Maincha is a village in Gautam Budh Nagar district, Uttar Pradesh, India. It is surrounded by the villages of Rithori and Boraki. It is one of the biggest village of the region. It is adjacent to National Highway 2.The nearest railway station is Ajayabpur, Uttar Pradesh.

== Community ==
The main community in this village is the Bhati Rajput clan, who trace their roots back to Rao Kasal Singh Bhati. He was a chieftain originally from Jaisalmer in present-day Rajasthan.
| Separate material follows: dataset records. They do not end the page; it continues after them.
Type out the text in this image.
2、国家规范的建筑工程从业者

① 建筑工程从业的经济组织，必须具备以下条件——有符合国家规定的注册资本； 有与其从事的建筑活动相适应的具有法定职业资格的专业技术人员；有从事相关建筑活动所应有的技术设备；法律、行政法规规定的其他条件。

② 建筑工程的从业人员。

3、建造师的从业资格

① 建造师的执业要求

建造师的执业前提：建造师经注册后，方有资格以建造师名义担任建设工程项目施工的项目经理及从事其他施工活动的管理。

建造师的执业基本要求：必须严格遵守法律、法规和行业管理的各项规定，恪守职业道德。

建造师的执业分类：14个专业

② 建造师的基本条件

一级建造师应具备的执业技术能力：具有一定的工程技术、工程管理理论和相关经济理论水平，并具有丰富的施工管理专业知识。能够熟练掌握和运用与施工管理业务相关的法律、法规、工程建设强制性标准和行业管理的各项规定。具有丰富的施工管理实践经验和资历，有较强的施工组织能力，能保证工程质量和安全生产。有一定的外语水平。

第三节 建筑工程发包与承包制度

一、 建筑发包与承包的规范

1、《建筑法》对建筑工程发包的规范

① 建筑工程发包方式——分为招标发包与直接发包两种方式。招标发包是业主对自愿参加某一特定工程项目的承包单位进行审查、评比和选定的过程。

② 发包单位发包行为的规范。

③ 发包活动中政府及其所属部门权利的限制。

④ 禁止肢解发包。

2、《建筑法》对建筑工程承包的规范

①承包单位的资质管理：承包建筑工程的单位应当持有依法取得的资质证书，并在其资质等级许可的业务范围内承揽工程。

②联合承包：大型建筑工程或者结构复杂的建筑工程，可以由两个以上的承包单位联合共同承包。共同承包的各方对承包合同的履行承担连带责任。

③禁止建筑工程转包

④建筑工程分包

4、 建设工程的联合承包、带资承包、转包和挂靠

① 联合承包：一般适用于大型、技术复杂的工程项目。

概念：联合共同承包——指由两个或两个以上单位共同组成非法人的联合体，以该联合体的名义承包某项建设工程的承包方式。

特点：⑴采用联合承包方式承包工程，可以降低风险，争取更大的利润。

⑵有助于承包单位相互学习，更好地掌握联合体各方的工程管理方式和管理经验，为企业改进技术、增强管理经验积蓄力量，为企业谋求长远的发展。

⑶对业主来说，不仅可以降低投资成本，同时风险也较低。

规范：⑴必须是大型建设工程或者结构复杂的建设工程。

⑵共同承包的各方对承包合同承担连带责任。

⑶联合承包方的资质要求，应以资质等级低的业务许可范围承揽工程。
According to historian, Rao Kasal Singh migrated to this area and set up Kasna-another village in Greater Noida with a strong Bhati Rajput presence—as his capital. From there, the influence of the Bhati Rajput clan spread to the surrounding regions.This larger region, which includes around 360 villages connected to the Bhati Rajput community, is locally called mini Bhatner. The name comes from the historical dominance of the Bhati Rajput in the area.

Out of these villages, about 150 are mainly Bhati Hindu Rajputs, while roughly 160 are home to Bhati Muslim Rajputs

Ghodi Bachheda, is often regarded as one of the most prominent and influential Bhati Rajput villages in the area.

In terms of population, the numbers of Maincha are around 22,000 people, with about 19,000 belonging to the Bhati Rajput community. This is one of the richest village in the region this has also been termed as a smart village.

This village is also known as one of the largest villages in Greater Noida in terms of land area and population. The village covers a wide agricultural region and has expanded significantly with growing residential and infrastructure development nearby.
On a larger scale, the Gautam Buddha Nagar Lok Sabha constituency is estimated to have a Rajput population of over 450,000 to 500,000, highlighting the significance of the community is in the district.

Politically, the influence of the Bhati Rajput community is evident. For example Thakur Dhirendra Singh Bhati, is elected as the MLA for the 3rd time from the Jewar constituency in Greater Noida. His election reflects the community’s ongoing importance in local politics.